Bodei C, Bracciali A & Chiarugi D (2007) A Toolkit Supporting Formal Reasoning about Causality in Metabolic Networks. Nettab 2007 Workshop: A Semantic Web for Bioinformatics: Goals, Tools, Systems, Applications, University of Pisa, Italy, 12.06.2007-15.06.2007. http://www.di.unipi.it/~braccia/DATA/MY_PAPERS/NETTAB_BBC_07.pdf

Abstract
Background: Metabolic networks present a complex interconnected structure, whose understanding is in general a not trivial task. Several formal approaches have been developed to support the investigation of such networks, like quantitative models based on ODEs and machine learning techniques. One of the relevant problems in this context is the comprehension of causality dependencies amongst the molecules involved in the metabolic process. Results: We propose a formal analysis approach aiming at featuring both expressiveness and ease of use.
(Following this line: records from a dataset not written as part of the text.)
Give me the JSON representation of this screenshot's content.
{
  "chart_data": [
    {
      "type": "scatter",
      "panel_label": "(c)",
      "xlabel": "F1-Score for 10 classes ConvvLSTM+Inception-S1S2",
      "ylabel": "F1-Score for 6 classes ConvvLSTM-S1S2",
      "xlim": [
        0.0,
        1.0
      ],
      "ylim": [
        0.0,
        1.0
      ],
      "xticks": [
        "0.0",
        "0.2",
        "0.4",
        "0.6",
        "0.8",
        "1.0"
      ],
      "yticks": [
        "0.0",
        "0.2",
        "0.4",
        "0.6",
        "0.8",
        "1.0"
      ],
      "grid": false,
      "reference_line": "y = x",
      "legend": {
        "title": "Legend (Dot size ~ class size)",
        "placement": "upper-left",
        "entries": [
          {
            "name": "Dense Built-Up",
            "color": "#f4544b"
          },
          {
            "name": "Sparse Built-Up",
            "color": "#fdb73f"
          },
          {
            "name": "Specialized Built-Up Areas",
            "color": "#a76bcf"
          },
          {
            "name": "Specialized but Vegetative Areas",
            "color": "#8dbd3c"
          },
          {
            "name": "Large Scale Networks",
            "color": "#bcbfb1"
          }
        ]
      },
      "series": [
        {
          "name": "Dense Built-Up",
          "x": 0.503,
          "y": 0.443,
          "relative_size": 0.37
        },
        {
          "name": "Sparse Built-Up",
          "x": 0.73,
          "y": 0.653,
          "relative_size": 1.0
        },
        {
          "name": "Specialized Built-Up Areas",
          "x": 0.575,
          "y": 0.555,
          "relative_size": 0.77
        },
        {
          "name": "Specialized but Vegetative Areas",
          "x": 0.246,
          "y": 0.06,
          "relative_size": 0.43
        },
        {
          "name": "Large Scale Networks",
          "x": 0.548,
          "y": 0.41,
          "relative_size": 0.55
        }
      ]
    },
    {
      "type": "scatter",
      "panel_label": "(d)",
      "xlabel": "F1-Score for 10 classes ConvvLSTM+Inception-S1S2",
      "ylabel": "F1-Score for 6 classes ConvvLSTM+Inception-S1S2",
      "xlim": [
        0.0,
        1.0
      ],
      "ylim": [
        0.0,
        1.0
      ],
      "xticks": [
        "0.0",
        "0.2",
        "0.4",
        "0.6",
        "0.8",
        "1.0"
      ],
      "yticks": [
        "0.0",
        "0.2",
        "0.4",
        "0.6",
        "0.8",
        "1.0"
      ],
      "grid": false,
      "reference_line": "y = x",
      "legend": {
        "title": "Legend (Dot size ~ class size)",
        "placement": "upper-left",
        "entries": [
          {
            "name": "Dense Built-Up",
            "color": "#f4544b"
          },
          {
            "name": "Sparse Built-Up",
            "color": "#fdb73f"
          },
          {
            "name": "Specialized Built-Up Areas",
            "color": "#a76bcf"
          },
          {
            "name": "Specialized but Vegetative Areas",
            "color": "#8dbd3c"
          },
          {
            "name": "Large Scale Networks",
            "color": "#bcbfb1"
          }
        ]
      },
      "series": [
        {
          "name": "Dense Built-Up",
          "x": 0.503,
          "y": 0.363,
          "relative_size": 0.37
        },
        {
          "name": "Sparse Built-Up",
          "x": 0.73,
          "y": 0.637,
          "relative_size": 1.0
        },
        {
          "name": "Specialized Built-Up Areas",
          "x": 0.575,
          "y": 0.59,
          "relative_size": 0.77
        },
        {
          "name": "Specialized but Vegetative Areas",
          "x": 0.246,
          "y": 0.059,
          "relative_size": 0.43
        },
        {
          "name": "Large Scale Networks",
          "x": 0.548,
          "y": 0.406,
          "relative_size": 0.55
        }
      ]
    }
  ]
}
Its main ingredients are: i) a minimal notation to precisely represent bio-chemical interactions, and ii) an automated tool allowing the human expert to easily vary conditions of the in silico experiment. In particular, we exploit an analogy between logical implication and chemical reaction, i.e., roughly, the reaction of two molecules A and B producing a third one, C, can be interpreted as A and B logically imply C. Starting from a description of a metabolic network, in terms of reaction rules and initial conditions, chains of reactions, causally depending one from the another, can be mechanically deduced. Then, both the components of the initial state and, noticeably, the clauses ruling reactions can be changed and a new trial of the experiment started, according to a what-if investigation strategy. The method is supported by a computational logic counterpart, based on a Prolog implementation, which allows for a representation language closely correspondent to the adopted chemical abstract notation. The proposed framework has been validated by studying the robustness of the metabolic network of Escherichia coli K12. Selected genes have been knocked-out by disabling the rules regarding the encoded enzymes. Results are coherent with the actual biological behaviour. Conclusions: Starting from the presented work, our goal is to provide an effective analysis tool, supported by an efficient full-fledged computational counterpart, which can fruitfully drive in vitro experiments by effectively pruning non promising directions. More large-scale experiments are ongoing.